Quello che emerge con molta chiarezza è la verità o la verosimiglianza di quanto leggiamo o vediamo al cinema.
Atteggiamenti e tic dei mafiosi italo-americani appaiono antropologicamente veritieri forse più nel libro che nel film, dove diventano quasi caricaturali. In realtà però è vero che i film di mafia, dal “Il Padrino” a “Scarface” a “The Good Fellas”, come profezie auto-avveranti, sono stati presi a modello da generazioni di delinquenti, che hanno cominciato ad assumere gli atteggiamenti dei modelli cinematografici. Un travaso che nel film vedrete in modo esplicito.

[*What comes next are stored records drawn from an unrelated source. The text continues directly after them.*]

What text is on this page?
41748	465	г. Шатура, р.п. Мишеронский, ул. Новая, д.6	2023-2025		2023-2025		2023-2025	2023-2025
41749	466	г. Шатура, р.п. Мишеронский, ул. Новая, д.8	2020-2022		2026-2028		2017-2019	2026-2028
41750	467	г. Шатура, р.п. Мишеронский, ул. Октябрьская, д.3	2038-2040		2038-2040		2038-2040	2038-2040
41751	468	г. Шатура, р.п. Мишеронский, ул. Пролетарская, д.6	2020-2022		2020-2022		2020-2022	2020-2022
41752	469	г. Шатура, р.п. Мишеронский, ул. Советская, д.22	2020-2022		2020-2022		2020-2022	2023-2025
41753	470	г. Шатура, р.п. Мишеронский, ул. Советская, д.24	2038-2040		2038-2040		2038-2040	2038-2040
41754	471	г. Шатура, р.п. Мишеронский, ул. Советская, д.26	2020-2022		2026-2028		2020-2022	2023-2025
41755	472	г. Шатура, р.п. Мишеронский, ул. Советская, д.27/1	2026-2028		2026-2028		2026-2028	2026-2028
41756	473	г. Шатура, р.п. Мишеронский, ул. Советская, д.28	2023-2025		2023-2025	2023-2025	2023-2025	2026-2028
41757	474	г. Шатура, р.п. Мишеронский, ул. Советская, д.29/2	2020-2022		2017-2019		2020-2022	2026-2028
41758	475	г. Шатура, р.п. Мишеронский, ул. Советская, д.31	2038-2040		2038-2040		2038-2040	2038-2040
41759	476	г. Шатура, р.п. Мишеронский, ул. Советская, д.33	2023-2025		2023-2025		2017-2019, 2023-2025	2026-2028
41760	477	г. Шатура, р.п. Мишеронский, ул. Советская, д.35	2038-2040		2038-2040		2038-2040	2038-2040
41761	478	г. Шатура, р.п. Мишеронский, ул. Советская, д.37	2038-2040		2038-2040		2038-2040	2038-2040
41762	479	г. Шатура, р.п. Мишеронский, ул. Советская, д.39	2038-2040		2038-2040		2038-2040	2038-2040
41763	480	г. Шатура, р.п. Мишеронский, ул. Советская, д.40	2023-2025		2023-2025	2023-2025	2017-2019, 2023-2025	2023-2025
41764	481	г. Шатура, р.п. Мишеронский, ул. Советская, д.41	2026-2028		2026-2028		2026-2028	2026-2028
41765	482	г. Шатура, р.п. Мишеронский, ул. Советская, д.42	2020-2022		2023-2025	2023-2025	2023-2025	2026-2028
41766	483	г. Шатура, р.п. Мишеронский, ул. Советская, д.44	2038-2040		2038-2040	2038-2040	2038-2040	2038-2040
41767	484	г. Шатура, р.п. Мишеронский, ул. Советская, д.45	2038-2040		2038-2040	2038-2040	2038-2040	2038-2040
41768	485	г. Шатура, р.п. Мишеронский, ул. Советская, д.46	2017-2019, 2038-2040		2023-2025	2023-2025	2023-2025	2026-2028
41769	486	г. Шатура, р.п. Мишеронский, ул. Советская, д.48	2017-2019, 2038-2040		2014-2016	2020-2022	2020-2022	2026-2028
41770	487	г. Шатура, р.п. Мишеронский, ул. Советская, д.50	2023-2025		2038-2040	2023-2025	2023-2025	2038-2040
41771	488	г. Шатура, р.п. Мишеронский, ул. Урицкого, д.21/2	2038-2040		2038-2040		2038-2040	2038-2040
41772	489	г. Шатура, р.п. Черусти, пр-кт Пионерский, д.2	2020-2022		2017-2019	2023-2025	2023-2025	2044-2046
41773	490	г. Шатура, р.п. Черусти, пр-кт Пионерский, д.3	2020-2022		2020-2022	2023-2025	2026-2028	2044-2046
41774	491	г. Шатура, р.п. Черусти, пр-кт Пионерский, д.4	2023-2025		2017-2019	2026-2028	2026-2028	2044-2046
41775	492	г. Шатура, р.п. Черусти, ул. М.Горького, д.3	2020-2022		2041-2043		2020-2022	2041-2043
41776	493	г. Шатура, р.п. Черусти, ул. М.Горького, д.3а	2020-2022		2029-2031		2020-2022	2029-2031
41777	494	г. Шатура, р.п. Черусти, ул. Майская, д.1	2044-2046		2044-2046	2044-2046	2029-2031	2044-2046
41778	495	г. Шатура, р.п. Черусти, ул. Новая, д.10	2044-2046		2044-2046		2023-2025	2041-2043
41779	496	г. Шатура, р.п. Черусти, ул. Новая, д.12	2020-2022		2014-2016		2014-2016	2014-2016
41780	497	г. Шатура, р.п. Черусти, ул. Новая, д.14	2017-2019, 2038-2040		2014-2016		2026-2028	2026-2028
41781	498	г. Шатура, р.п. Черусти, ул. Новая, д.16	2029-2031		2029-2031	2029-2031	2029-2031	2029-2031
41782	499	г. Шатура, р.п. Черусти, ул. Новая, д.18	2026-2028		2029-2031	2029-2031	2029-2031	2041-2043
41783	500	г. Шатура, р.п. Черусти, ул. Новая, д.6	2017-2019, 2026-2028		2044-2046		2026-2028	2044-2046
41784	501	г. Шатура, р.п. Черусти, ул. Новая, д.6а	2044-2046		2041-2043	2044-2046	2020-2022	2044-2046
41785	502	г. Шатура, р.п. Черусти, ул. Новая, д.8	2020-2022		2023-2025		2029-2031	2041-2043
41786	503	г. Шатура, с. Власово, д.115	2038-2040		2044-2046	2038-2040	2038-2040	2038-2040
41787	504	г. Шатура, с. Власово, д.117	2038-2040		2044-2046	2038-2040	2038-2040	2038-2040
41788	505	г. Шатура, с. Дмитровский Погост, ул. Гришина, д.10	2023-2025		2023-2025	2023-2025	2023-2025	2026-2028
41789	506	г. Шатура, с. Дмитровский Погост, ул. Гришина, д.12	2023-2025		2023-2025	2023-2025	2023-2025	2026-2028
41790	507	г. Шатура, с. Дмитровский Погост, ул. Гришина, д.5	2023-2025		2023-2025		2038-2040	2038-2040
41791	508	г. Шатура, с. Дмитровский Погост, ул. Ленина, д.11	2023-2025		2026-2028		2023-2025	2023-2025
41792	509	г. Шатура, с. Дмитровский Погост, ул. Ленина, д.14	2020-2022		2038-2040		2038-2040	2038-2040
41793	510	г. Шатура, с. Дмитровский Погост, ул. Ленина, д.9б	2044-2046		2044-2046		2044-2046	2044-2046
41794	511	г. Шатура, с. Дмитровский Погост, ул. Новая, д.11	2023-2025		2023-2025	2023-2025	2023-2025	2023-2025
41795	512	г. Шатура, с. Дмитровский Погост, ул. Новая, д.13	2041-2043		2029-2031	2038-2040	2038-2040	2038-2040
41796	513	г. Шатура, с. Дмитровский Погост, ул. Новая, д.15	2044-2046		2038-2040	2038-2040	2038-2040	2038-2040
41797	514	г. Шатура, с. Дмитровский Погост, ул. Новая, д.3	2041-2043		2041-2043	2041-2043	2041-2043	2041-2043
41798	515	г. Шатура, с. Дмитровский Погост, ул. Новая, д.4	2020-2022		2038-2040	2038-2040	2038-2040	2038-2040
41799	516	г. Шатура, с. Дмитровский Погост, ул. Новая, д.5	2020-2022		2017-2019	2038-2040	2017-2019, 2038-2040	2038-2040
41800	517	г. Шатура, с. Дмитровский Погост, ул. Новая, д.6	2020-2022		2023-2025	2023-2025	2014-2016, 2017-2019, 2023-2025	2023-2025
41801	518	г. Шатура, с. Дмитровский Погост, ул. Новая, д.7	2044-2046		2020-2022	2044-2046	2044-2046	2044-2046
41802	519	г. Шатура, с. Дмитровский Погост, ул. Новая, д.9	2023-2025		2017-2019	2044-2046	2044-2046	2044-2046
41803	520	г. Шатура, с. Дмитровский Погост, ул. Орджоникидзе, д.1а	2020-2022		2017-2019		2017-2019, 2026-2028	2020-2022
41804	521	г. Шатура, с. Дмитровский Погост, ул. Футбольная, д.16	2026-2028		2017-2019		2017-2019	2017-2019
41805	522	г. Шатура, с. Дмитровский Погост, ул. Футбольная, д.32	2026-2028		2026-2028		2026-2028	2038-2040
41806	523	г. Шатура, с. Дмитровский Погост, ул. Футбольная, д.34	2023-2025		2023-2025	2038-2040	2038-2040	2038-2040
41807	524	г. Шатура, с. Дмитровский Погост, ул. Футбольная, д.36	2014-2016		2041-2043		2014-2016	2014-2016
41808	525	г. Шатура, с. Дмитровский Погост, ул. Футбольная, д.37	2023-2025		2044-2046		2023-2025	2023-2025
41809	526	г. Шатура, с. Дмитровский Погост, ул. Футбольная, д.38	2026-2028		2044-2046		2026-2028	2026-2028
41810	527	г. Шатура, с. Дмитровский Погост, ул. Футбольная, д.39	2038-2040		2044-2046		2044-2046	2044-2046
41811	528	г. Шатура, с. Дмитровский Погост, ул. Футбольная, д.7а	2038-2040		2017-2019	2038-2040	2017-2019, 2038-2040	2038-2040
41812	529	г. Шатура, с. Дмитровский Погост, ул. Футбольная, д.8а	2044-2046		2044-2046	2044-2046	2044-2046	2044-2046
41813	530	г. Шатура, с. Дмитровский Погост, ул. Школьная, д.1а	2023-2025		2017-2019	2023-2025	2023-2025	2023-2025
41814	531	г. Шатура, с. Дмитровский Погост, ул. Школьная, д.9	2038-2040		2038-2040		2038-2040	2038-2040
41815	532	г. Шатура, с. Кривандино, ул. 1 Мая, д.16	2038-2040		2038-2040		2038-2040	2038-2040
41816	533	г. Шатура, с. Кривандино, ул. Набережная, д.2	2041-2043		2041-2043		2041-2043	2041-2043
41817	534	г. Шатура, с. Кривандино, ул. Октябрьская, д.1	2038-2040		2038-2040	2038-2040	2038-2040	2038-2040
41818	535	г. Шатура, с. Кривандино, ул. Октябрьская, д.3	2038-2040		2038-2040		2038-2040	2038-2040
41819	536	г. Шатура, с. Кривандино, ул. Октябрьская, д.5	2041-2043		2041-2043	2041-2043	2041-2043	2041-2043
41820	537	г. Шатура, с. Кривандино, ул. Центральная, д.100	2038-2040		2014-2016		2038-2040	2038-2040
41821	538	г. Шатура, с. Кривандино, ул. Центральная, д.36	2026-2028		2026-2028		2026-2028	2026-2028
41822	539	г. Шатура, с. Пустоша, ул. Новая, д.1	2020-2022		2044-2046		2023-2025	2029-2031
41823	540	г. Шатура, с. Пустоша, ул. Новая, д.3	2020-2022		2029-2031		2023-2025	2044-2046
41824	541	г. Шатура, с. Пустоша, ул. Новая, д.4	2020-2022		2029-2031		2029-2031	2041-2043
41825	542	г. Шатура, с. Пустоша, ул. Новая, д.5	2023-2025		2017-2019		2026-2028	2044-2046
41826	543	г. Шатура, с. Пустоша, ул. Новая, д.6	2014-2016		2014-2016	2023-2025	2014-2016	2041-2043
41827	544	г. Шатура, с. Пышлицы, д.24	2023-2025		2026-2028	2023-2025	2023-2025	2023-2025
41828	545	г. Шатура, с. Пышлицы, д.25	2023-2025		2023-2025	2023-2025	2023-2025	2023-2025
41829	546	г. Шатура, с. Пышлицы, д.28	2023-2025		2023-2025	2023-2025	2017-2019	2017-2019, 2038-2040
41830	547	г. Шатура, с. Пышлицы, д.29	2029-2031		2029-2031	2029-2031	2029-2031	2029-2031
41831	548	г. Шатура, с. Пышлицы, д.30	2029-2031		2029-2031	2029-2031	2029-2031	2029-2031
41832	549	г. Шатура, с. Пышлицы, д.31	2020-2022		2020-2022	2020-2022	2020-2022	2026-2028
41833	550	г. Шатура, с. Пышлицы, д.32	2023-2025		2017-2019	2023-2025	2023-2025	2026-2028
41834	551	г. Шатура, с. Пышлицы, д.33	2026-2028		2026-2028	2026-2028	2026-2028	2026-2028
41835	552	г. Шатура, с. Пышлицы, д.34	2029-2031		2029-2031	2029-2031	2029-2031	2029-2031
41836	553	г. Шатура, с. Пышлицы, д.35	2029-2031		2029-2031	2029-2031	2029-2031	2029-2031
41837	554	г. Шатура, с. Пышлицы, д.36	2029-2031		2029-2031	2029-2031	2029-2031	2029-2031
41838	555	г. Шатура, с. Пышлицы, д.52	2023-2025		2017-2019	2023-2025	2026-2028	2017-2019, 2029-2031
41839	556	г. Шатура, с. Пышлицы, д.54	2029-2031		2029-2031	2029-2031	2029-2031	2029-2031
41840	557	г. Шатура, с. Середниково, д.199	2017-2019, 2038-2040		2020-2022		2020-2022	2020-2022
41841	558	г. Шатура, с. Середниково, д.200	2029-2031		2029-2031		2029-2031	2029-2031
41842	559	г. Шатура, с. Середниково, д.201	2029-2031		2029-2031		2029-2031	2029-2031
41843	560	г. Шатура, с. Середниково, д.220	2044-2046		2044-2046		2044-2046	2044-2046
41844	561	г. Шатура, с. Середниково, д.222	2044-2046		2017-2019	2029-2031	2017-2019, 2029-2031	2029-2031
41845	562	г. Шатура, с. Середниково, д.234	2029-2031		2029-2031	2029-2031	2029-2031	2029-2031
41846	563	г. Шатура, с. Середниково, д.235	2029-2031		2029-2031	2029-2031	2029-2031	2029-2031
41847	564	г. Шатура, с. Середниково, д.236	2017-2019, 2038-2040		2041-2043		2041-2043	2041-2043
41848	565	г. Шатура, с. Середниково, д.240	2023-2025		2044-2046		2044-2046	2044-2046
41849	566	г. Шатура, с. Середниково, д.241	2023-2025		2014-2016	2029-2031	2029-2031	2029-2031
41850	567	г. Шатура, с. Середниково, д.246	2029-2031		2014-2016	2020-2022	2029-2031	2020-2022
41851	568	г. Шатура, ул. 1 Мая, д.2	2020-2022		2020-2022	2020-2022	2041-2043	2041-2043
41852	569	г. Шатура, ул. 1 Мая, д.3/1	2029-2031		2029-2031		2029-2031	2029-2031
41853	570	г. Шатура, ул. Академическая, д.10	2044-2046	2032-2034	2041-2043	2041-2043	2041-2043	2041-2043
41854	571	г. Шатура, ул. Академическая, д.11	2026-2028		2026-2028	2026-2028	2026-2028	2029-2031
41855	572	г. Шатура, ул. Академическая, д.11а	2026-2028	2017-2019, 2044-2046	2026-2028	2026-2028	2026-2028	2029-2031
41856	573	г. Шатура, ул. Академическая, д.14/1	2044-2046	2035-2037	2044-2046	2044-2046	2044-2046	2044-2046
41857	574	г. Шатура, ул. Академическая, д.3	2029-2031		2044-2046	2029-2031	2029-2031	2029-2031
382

Robert De Niro non poteva che essere a suo agio nel ruolo, per il quale ha già in repertorio momenti come l'Al Capone di “Gli intoccabili” e appunto il “Jimmy Conway” del già nominato film di Scorsese, senza dimenticare il Sam "Asso" Rothstein di “Casinò”. In questo caso l'aggiunta sono i toni da commedia di “Un boss sotto stress” e “Mi presenti i tuoi?”. Insomma non poteva che essere perfetto per un personaggio scritto pensando a lui. Ma in parte sono tutti, da Michelle Pfeiffer ai due ragazzi, fino a Tommy Lee Jones, granitico ma non troppo. Perfetti i volti dei caratteristi.
Un film da vedere per aggiungere un nuovo capitolo alla ideale storia della Mafia italo-americana raccontata dal cinema.